Selection Rules for a Diatomic Molecule?

In summary: Bransden-Joachain says that the selection rule for ##\Delta K## for diatomic molecules is ##\Delta K = 0, \pm 1##.11.3 of Bransden-Joachain is the correct rule and states that ##\Delta \Lambda = 0, \pm 1##.
  • #1
3
0
Hello!
I have a question about selection rules and electronic transitions of a diatomic molecule: I can't find a good explanation about that, and there's so much confusion about the right rules to use.
I studied that on Bransden-Joachain's "Physics of atoms and molecules", but there (to whom have the book, paragraphs 11.1 and 11.3 of 2nd edition) is said that diatomic molecules are forced to have a transition with ΔΛ=0, and, some pages on, that there is a rule ΔΛ=0,+-1; so, which is the right one?
Surely they are referred to different situations, but it is not explained very clearly.
Thanks for the answers!
 
Physics news on Phys.org
  • #2
I don't really understand what Bransden and Joachain are saying in 11.1. They are discussing pure rotational spectra, so I don't see why they invoke ##\Delta \Lambda##.
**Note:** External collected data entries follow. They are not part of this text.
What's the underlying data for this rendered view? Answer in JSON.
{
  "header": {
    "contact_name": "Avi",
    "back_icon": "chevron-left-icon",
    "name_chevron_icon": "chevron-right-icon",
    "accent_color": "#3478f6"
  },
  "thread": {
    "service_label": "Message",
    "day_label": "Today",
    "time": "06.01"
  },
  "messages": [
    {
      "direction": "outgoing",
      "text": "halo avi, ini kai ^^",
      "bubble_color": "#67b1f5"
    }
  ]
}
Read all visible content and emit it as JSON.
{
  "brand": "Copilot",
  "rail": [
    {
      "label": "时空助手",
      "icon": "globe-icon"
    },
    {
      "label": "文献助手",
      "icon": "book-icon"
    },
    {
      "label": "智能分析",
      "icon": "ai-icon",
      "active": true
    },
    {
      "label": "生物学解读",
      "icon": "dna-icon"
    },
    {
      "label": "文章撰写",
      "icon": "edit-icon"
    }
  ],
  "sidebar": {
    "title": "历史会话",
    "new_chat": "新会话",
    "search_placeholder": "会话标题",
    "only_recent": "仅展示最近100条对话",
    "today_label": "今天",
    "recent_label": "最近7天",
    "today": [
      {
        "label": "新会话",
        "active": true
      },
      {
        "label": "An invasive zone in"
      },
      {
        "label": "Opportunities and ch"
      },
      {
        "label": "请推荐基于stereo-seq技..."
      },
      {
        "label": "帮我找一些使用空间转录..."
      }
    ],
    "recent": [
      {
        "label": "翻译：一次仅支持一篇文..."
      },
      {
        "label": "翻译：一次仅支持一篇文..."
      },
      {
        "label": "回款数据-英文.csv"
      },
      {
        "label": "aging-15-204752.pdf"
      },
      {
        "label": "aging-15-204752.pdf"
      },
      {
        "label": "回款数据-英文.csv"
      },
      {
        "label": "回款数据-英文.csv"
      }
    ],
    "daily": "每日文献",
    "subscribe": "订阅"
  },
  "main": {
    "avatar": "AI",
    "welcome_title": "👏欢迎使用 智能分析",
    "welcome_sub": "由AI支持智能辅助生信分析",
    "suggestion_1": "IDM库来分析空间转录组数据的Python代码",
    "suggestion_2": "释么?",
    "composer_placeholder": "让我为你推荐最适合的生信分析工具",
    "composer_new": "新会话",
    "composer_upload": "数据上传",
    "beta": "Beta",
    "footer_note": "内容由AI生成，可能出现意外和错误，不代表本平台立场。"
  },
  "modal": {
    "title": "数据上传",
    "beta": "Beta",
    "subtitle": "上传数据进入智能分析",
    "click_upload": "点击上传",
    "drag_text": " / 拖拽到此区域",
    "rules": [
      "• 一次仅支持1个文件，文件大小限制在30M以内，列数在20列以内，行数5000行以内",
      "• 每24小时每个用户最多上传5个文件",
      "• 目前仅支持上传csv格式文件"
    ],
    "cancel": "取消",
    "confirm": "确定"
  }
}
In any case, 11.3 is correct and ##\Delta \Lambda = 0, \pm 1##.
 
  • Like
Likes Twigg
  • #3
Hi, thank you for your help: I thought the same, but during class it was mentioned the ##\Delta \Lambda=0## only.
So, if I have to describe the possible transition between two fixed electonic states, I have to separate the case in which one of the two lamdas is not zero and the one they are zero?
 
  • #4
Sebacide said:
Hi, thank you for your help: I thought the same, but during class it was mentioned the ##\Delta \Lambda=0## only.
So, if I have to describe the possible transition between two fixed electonic states, I have to separate the case in which one of the two lamdas is not zero and the one they are zero?
The selection rules on ##\Delta K## is not the same for ##\Lambda = 0 \leftrightarrow \Lambda = 0## than for ##\Lambda \neq 0 \leftrightarrow \Lambda \neq 0##
 
  • #5
Sebacide said:
I have a question about selection rules and electronic transitions of a diatomic molecule: I can't find a good explanation about that, and there's so much confusion about the right rules to use.
The following books provide definitive discussions of the selection rules:

1. G. Herzberg, "Molecular Spectra and Molecular Structure. Volume I: Spectra of Diatomic Molecules. Second Edition" D. Van Nostrand, 1950.

2. C. H. Townes and A. L. Scawlow, "Microwave Spectroscopy", McGraw Hill, 1955.

While not new books, they are classic discussions of the fundamental concepts.